Recentemente, em Praga, participei de fórum no qual pudemos apreciar
o esforço que está sendo feito pelos países do chamado
grupo Visegrad (República Tcheca, Eslováquia, Hungria e
Polônia) para deixar suas instituições, economias
e empresas em condições de serem membros plenos da União
Européia a partir de 2004.
Enquanto negociam a incorporação à UE, orientam
políticas públicas e estratégias empresariais para
se prepararem para o difícil e atraente cenário pós-negociações.
As motivações para isso são, em grande parte, os
resultados esperados e seus efeitos sobre algo valioso para seus cidadãos:
democracia e bem-estar. Mas há também o estímulo
de uma efetiva cooperação européia, extremamente
significativa em termos financeiros.
Examinar bem a experiência atual dos países do grupo Visegrad
seria, portanto, de grande valia para os países do Mercosul. Evidentemente,
ela está sendo facilitada por uma ajuda financeira que não
se materializou - pelo menos até agora -, no âmbito das negociações
com os EUA - na Alca e no "4+1" -, ou com a própria UE.

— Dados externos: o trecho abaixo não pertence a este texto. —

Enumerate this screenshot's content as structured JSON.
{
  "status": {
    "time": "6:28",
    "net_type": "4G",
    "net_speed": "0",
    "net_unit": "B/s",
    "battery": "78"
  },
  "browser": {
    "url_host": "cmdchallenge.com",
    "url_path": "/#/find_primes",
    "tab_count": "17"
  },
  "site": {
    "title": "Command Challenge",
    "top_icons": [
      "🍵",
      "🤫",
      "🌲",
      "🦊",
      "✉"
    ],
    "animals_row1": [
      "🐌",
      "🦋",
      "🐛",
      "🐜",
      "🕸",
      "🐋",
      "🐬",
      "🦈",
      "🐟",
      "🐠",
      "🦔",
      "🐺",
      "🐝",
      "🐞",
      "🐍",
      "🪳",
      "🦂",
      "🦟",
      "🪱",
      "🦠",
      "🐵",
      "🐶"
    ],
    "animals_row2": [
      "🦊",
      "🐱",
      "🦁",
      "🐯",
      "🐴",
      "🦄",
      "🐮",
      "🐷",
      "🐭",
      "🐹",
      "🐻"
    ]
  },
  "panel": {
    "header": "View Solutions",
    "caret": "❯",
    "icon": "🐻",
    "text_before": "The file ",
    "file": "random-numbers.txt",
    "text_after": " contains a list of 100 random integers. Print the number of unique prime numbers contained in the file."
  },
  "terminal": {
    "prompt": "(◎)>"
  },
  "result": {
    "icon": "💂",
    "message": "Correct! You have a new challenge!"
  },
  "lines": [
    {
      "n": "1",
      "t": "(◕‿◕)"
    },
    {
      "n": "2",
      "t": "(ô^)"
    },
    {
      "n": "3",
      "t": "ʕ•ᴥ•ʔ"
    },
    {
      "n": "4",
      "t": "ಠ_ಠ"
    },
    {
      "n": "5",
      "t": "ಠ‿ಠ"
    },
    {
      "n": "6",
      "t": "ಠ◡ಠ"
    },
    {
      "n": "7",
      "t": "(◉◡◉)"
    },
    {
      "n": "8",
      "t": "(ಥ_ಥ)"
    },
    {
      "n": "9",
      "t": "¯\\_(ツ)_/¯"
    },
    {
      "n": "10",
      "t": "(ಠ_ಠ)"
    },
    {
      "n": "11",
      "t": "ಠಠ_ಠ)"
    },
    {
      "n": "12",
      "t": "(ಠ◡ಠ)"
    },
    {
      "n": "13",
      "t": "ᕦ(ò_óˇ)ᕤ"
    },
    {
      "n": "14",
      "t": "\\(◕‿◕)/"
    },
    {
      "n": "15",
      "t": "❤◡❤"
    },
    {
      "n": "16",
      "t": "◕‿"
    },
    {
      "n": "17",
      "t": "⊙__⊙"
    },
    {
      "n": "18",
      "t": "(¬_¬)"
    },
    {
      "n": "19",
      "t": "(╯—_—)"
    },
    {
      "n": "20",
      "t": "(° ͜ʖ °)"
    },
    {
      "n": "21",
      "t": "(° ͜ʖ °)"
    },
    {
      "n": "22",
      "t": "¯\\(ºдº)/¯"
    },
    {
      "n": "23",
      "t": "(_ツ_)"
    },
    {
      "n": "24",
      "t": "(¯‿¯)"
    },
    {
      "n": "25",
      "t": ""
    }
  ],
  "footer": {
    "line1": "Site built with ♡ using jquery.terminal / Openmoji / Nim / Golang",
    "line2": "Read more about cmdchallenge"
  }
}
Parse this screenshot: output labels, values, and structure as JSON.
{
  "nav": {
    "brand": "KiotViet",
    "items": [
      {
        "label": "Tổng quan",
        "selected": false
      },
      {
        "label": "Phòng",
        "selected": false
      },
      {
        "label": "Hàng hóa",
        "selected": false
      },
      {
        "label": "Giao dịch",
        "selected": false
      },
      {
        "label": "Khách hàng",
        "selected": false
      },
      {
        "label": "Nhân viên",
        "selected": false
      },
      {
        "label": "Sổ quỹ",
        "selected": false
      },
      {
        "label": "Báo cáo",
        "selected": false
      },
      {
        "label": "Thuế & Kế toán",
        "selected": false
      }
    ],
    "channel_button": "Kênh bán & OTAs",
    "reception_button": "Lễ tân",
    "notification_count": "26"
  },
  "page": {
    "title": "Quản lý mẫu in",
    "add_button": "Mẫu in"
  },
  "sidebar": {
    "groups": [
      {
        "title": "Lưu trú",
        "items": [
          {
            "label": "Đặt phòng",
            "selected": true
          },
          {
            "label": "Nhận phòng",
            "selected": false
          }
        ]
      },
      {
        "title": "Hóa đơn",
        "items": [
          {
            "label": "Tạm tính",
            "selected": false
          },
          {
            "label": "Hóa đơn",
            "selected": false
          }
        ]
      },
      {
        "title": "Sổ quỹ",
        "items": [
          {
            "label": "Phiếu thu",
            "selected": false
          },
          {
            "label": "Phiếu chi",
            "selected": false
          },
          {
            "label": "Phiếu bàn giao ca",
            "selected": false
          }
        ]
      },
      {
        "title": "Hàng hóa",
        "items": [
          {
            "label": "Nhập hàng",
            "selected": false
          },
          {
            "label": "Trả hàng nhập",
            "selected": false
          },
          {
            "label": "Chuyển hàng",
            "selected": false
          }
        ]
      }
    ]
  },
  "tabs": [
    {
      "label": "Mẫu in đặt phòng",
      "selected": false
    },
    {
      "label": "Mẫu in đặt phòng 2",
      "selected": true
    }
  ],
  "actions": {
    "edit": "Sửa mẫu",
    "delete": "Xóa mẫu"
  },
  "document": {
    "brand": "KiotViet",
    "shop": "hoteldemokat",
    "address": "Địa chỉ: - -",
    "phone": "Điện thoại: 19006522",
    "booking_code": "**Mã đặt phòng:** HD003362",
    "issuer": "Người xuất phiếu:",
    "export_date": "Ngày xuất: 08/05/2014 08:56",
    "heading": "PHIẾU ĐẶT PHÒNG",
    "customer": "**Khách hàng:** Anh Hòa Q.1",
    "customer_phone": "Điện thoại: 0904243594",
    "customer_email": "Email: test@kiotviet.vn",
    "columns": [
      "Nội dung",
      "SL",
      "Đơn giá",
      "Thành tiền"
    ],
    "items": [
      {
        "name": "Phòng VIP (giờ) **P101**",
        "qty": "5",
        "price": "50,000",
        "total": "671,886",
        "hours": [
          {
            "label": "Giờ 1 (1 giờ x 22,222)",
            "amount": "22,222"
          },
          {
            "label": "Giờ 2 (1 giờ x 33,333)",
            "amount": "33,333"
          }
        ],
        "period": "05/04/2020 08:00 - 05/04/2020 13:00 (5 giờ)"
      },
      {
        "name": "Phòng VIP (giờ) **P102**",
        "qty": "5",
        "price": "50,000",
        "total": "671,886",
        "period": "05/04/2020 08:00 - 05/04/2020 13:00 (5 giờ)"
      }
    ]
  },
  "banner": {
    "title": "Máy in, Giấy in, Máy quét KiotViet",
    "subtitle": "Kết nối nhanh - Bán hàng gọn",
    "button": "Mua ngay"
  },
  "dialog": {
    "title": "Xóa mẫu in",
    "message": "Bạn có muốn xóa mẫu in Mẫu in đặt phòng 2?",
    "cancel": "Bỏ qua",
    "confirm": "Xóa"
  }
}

Talvez tenha chegado a hora de introduzir explicitamente em ambas as
negociações a necessidade de financiamento adicional que
contribua para as necessárias mudanças estruturais e para
o desenvolvimento de novas disciplinas macroeconômicas, setoriais
e comerciais. Com relação à UE, essa oportunidade
poderá ser a próxima reunião de ministros do Exterior
dos dois blocos, em Brasília, resultante da recente Cúpula
de Madri.
Introduzir no Mercosul a questão de como nos prepararmos para
os cenários "pós-negociações comerciais"
poderá ter ao menos um efeito colateral positivo: o de facilitar
a articulação de um debate aprofundado e racional, entre
os parceiros no Mercosul, sobre que tipo de processo de integração
- ou seja, mecanismos de decisão, regras de jogo e políticas
públicas - seria funcional no contexto dos possíveis cenários
pós-negociações, e que tipo de estratégias
empresariais conjuntas seriam necessárias para competirmos nos
mercados ampliados resultantes.
Esse debate ajudaria, inclusive, a superar os atuais problemas conjunturais
do Mercosul, projetando uma ação conjunta rumo a objetivos
estratégicos concretos de médio e longo prazos.